The place where Boy A and Boy B will spend the next four years of their lives for murdering Ana Kriegel is not a prison. But Oberstown is most definitely a place of detention.
The two 14-year-old boys will be housed in a place where the focus will be on their care and wellbeing — but there are prison-style gates and three sets of perimeter fencing.
Oberstown has modern buildings, stylish and colourful inside and out, providing a range of functions, giving the place that sense of purpose and spaciousness.
But movement is controlled. The children cannot wander around, and they are locked into their rooms at night.
For young people who misbehave, treats and rewards can be removed. They can be separated from other children.
If needs be, they can be physically restrained. If necessary, gardaí can be, and have been, called to intervene with force.
The Irish Examiner has visited this facility — located in an isolated part of north county Dublin — twice in recent years, once in September 2016 and again in March of this year.
Boy A and Boy B spent time in Oberstown initially when they were remanded in custody awaiting trial, but were later released on bail. They are now back as they await sentence. So they are somewhat familiar with the building. But, unlike many of those in the facility, a number of whom have a long history of offending, they have not served sentences there before.
It will only be after their sentencing next month that their lives will begin to take some sort of shape, both for them and their families.
They will be there until they turn 18, at which stage they will be transferred into the adult prison system, possibly Wheatfield Prison.
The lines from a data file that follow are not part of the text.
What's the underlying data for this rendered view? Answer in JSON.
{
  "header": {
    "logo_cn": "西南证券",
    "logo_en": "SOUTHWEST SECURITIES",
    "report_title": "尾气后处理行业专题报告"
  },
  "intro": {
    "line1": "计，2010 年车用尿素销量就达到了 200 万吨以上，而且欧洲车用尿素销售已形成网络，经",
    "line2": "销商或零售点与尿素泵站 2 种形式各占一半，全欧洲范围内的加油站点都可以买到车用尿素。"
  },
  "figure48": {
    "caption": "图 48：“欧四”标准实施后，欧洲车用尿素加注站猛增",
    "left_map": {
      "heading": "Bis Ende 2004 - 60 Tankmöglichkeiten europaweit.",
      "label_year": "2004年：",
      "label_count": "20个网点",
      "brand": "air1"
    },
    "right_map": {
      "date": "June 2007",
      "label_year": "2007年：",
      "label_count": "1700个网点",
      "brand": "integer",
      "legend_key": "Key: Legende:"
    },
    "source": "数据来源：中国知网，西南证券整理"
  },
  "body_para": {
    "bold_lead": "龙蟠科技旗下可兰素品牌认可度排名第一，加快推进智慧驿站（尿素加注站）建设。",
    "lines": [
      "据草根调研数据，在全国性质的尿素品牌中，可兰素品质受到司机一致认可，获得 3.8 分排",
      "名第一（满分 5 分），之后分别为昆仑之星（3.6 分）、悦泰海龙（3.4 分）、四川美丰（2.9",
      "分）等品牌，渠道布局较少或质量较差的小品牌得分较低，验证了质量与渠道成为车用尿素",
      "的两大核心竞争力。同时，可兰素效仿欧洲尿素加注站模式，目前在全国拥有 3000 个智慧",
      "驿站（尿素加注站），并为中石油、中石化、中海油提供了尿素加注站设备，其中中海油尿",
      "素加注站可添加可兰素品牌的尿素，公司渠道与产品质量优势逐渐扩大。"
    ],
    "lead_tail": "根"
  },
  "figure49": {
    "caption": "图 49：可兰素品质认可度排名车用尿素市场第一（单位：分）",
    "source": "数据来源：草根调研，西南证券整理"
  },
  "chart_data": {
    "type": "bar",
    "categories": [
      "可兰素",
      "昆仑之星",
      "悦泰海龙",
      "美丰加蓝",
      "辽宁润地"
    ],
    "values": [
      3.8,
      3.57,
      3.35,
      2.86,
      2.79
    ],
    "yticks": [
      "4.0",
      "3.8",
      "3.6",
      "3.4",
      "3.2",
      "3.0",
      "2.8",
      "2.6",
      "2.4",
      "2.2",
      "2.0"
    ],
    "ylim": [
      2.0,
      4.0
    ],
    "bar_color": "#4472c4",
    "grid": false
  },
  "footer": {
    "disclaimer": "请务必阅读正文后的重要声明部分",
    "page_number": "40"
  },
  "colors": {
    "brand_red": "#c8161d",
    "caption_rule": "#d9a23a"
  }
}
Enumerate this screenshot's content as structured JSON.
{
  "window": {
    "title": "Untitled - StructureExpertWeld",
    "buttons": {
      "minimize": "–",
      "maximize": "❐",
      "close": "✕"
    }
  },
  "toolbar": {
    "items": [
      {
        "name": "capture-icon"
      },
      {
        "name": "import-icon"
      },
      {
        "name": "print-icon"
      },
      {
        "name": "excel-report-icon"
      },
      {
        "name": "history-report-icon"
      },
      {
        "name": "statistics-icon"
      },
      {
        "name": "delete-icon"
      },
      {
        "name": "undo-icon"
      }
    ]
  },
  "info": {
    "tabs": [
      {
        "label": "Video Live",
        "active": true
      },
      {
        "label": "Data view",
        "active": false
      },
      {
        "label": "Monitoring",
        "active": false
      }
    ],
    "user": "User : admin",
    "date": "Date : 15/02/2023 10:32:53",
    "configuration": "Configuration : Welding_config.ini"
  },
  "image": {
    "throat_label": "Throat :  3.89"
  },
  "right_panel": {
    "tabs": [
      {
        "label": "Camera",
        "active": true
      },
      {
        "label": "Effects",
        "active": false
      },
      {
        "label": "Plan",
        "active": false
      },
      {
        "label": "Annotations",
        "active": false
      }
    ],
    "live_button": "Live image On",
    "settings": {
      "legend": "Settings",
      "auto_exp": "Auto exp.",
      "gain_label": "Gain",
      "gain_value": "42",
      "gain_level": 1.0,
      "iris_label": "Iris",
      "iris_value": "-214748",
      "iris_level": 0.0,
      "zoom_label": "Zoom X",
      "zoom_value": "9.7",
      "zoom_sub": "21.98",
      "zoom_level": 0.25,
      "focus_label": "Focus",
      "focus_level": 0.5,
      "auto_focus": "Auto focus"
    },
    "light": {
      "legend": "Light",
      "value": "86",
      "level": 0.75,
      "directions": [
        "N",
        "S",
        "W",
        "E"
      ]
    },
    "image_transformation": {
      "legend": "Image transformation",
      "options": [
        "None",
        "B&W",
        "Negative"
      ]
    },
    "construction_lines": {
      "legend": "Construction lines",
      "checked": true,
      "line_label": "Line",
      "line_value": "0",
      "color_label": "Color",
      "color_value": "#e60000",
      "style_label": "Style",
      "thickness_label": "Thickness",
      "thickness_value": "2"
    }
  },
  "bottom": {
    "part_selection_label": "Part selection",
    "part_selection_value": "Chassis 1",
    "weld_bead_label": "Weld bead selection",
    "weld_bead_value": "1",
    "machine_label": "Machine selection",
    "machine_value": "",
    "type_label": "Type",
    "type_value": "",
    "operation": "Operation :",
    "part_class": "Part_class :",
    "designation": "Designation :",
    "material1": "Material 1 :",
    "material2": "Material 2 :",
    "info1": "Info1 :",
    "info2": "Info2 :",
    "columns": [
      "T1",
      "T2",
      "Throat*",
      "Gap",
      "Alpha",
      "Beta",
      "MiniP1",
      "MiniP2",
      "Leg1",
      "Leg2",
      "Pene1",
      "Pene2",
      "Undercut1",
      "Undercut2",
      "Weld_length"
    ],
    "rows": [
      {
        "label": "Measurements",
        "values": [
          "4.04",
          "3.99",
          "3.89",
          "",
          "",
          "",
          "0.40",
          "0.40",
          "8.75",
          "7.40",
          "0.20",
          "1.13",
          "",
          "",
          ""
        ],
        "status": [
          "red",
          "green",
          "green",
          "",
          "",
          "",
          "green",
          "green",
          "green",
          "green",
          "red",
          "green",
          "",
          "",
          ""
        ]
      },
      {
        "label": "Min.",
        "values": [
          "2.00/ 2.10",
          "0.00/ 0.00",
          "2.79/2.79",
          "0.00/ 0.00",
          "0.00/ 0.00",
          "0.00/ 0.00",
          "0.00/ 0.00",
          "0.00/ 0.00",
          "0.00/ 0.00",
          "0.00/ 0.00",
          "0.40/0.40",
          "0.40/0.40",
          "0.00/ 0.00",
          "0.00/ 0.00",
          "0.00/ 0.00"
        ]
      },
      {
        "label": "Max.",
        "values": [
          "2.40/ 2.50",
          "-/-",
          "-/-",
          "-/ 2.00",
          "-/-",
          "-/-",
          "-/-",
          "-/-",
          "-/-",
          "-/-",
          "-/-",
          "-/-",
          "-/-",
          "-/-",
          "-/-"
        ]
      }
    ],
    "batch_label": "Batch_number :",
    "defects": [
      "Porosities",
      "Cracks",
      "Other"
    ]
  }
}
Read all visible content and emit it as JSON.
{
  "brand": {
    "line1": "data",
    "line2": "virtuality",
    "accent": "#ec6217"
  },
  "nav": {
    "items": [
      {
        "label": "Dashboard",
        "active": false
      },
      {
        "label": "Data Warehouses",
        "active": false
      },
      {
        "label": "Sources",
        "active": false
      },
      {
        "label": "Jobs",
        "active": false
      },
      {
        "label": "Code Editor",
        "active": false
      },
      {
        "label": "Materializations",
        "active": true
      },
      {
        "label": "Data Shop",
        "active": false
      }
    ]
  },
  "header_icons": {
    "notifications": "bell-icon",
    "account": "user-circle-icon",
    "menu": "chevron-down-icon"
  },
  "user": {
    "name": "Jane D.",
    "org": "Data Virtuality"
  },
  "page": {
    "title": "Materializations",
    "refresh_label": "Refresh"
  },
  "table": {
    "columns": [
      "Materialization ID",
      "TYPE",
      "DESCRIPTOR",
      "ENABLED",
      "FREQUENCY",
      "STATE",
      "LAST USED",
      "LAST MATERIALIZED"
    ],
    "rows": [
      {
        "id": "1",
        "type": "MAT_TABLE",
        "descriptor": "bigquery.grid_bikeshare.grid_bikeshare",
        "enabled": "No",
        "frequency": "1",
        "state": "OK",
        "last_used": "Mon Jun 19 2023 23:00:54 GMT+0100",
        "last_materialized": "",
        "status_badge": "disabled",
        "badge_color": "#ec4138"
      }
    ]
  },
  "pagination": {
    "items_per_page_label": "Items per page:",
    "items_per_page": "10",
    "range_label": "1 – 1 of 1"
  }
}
Previous experience indicates that the boys will mix with the other children serving sentences, though it is likely they might be placed in separate residential homes. These separate units typically house up to eight children each.
The small number of girls sent to Oberstown are housed in a separate unit.
Each unit is headed by a unit manager. Five to six residential social workers look after the children during the day with night supervisors taking over then.
Children are assigned two key workers, who work with them to plan and manage their time.
The boys, like all the children, will have their own en-suite bedrooms.
They have a TV, which is turned off remotely at 2am and activated again at 9am. Overnight, children are locked in.
Each unit has a lounge area where children and staff can ‘hang out’. There are also multi-purpose rooms, where the young people can play video games, watch movies, and take phone calls.
Young people are told they can phone home and are encouraged to maintain contact with their families.
Meals are delivered by catering staff to the unit at 9.30am, and the children sit together to eat. At the weekend, the staff will cook them a fry.
Families can visit during the week and, for those on detention, the visits are not screened. Families can bring money and clothes, which are first given to staff.
There is a well-resourced school in the campus, and the children attend there between 10am and 3pm, breaking for lunch. It is here Boy A and Boy B are likely to sit their school exams.
After 4pm, there are activities, including the gym, football, textiles, art, cooking, music, and snooker, which typically run until around 7.30pm.
At the weekends, most activities don’t operate. During our visit last February, one young person told us you could “go off your head in here” at the weekends.
The youth said he missed “being free” and that “you can’t go out, you can’t walk around”.
From the outset, the boys will get a placement plan known as CEHOP that sets out their care, education, health, offending behaviour, and preparation for leaving.
Health care is multi-disciplinary, with clinical and therapeutic services, including psychologists, provided by Tusla and psychiatric services provided by the National Forensic Mental Health Service.
In our last visit, staff stressed that addressing offending behaviour was central to their programmes.
This includes victim empathy, decision-making skills, and identifying factors that led to their crimes.
Every six weeks a placement planning meeting is held for each child.
Building relationships with the young person is part of the care model.
Staff said that efforts are made with the young people to discuss their offence in an “safe environment, in a non-judgemental environment”.
The approach is that the courts have already passed verdict and given sentence.
Staff said a key part of the process was getting the young people to accept responsibility — but said that can be a “difficult” journey.